Streaming live data from HDFS to Hive

I am new to Hadoop ecosystem and self learning it through online articles. I am working on very basic project so that I can get hands-on on what I have learnt.

My use-case is extremely: Idea is I want to present location of user who login to portal to app admin.So, I have a server which is continuously generating logs, logs have user id, IP address, time-stamp. All fields are comma separated.

My idea to do this is to have a flume agent to streaming live logs data and write to HDFS. Have HIVE process in place which will read incremental data from HDFS and write to HIVE table. Use scoop to continuously copy data from HIVE to RDMBS SQL table and use that SQL table to play with. So far I have successfully configured flume agent which read logs from a given location and write to hdfs location.
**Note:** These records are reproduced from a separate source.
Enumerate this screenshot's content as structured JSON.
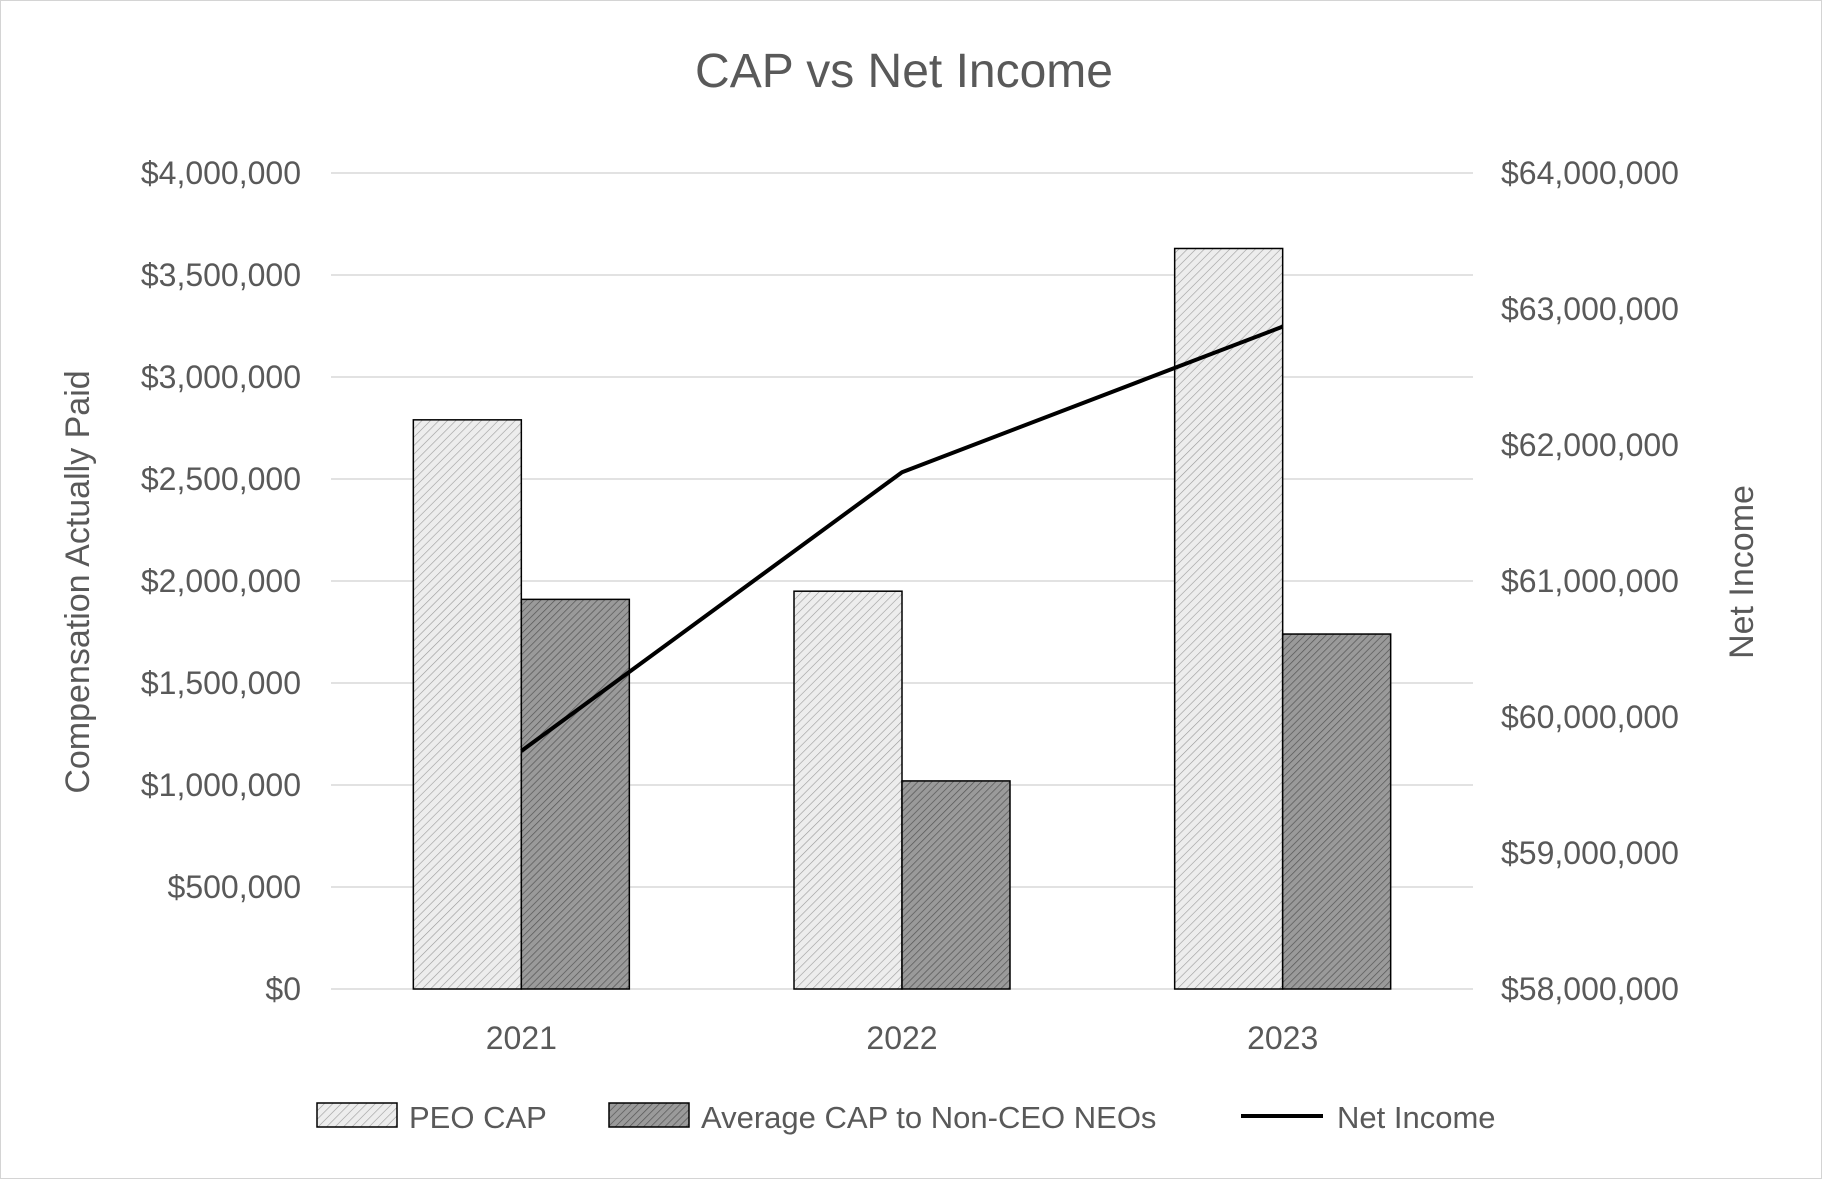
{
  "chart_data": {
    "type": "bar",
    "title": "CAP vs Net Income",
    "categories": [
      "2021",
      "2022",
      "2023"
    ],
    "series": [
      {
        "name": "PEO CAP",
        "kind": "bar",
        "axis": "left",
        "pattern": "light-hatch",
        "values": [
          2790000,
          1950000,
          3630000
        ]
      },
      {
        "name": "Average CAP to Non-CEO NEOs",
        "kind": "bar",
        "axis": "left",
        "pattern": "dark-hatch",
        "values": [
          1910000,
          1020000,
          1740000
        ]
      },
      {
        "name": "Net Income",
        "kind": "line",
        "axis": "right",
        "values": [
          59750000,
          61800000,
          62870000
        ]
      }
    ],
    "ylabel": "Compensation Actually Paid",
    "y2label": "Net Income",
    "ylim": [
      0,
      4000000
    ],
    "y2lim": [
      58000000,
      64000000
    ],
    "yticks": [
      "$0",
      "$500,000",
      "$1,000,000",
      "$1,500,000",
      "$2,000,000",
      "$2,500,000",
      "$3,000,000",
      "$3,500,000",
      "$4,000,000"
    ],
    "y2ticks": [
      "$58,000,000",
      "$59,000,000",
      "$60,000,000",
      "$61,000,000",
      "$62,000,000",
      "$63,000,000",
      "$64,000,000"
    ],
    "grid": true,
    "legend": "bottom",
    "colors": {
      "text": "#595959",
      "grid": "#d9d9d9",
      "bar_light": "#e6e6e6",
      "bar_dark": "#8c8c8c",
      "line": "#000000"
    }
  }
}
But after this I am confused as how should I move data from HDFS to HIVE table. One idea that's coming to my mind is to have a MapRed program that will read files in HDFS and write to HIVE tables programatically in Java. But I also want to delete files which are already processed and make sure that no duplicate records are read by MapRed. I searched online and found command that can be used to copy file data to HIVE but that's sort of a manual once activity. In my usecase I want to push data as soon as it's available in HDFS. Please guide me how to achieve this task. Links will be helpful.

I am working on Version: Cloudera Express 5.13.0

Update 1: I just created an external HIVE table pointing to HDFS location where flume is dumping logs. I noticed that as soon as table is created, I can query HIVE table and fetch data. This is awesome. But what will happen if I stop flume agent for time being, let app server to write logs, now if I start flume again then will flume only read new logs and ignore logs which are already processed? Similarly, will hive read new logs which are not processed and ignore the ones which it has already processed?

Solution

how should I move data from HDFS to HIVE table

This isn't how Hive works. Hive is a metadata layer over existing HDFS storage. In Hive, you would define an EXTERNAL TABLE, over wherever Flume writes your data to.

As data arrives, Hive "automatically knows" that there is new data to be queried (since it reads all files under the given path)

what will happen if I stop flume agent for time being, let app server to write logs, now if I start flume again then will flume only read new logs and ignore logs which are already processed

Depends how you've setup Flume. AFAIK, it will checkpoint all processed files, and only pick up new ones.

will hive read new logs which are not processed and ignore the ones which it has already processed?

Hive has no concept of unprocessed records. All files in the table location will always be read, limited by your query conditions, upon each new query.

Bonus: Remove Flume and Scoop. Make your app produce records into Kafka. Have Kafka Connect (or NiFi) write to both HDFS and your RDBMS from a single location (Kafka topic). If you actually need to read log files, Filebeat or Fluentd take less resources than Flume (or Logstash)

Bonus 2: Remove HDFS & RDBMS and instead use a more real-time ingestion pipeline like Druid or Elasticsearch for analytics.

Bonus 3: Presto / SparkSQL / Flink-SQL are faster than Hive (note: the Hive metastore is actually useful, so keep the RDBMS around for that)